The use of information from multiple sources has been considered as important for obtaining a complete picture of behaviour and functioning of adolescents in epidemiologic mental health studies and reducing mono-informant information bias [11, 14]. Adolescents, parents, teachers and peers observe different aspects of behaviour and functioning and help to better understand mental health of adolescents. However, limited financial resources compel researchers to reduce the use of information sources. In our survey, we used three types of informants: Adolescents, their parents and teachers. Moreover, instead of obtaining information from different informants on the same problem, we received information from different informants about different problems: We applied the teacher’s judgment in the screening phase to rate non-participating adolescents. In stage 1, we applied self-rating questionnaires, in stage 2, we had interviewed only the adolescents for internalising problems and only parents for externalising disorders, although it has been commonly recommended to use both sources of information. So we might have lost important information and therefore could not profit from multi-informant data for comparing, contrasting and combining results obtained from different informants. This procedure might have limited the validity of the obtained diagnosis. When comparing prevalence figures across disorder and interpreting comorbidities, the fact that different information sources were used for different types of disorders should be taken into account.

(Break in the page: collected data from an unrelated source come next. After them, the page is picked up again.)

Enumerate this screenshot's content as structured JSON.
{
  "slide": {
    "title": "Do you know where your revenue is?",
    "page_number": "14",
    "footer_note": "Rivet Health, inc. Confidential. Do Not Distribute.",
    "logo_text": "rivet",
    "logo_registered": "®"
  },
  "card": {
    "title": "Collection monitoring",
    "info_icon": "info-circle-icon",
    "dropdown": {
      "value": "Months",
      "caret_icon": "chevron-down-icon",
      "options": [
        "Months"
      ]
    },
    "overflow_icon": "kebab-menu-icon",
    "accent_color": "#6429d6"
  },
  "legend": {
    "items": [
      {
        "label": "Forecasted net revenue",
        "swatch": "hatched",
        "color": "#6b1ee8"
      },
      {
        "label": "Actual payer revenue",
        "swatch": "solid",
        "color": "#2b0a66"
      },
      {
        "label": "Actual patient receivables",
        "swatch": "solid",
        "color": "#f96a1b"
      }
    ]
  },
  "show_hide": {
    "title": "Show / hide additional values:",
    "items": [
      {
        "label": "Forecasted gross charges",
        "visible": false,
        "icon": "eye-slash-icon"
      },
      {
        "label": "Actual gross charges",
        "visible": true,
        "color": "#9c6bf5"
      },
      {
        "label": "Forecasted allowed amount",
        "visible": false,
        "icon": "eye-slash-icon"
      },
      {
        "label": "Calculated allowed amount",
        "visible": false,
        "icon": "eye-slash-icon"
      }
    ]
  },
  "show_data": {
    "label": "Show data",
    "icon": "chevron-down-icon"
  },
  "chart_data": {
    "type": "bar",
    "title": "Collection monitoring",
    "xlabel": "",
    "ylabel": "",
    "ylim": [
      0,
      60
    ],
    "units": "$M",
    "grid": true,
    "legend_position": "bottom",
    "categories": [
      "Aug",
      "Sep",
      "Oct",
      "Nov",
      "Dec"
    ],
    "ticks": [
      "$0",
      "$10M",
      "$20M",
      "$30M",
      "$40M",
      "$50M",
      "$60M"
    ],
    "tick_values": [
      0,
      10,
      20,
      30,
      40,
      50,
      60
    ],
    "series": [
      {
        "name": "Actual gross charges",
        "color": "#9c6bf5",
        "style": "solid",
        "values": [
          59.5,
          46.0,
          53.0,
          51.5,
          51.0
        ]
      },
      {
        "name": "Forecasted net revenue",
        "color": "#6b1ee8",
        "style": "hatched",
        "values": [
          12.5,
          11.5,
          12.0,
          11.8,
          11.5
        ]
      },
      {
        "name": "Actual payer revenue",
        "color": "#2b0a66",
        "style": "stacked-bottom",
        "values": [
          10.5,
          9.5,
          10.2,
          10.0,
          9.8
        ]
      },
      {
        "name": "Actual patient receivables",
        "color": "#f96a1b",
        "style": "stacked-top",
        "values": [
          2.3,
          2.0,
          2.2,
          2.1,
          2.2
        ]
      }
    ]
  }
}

Lifetime diagnoses were given retrospectively to capture mental health problems present at an earlier age. Recall bias might influence these results. Problems prevalent earlier in life might be difficult to recall for both adolescents and parents and therefore be underestimated. Additionally, transition between different diagnoses could have occured and current problems overlap previous mental health disorders.

In conclusion, this first broad nationwide and DSM-5 based study revealed a high prevalence of mental health problems in youths and low attrition to treatment despite suffering. Thus, more efforts are needed to recognize these disorders and close the gap between needs and resources for this highly vulnerable group of young people with mental health problems.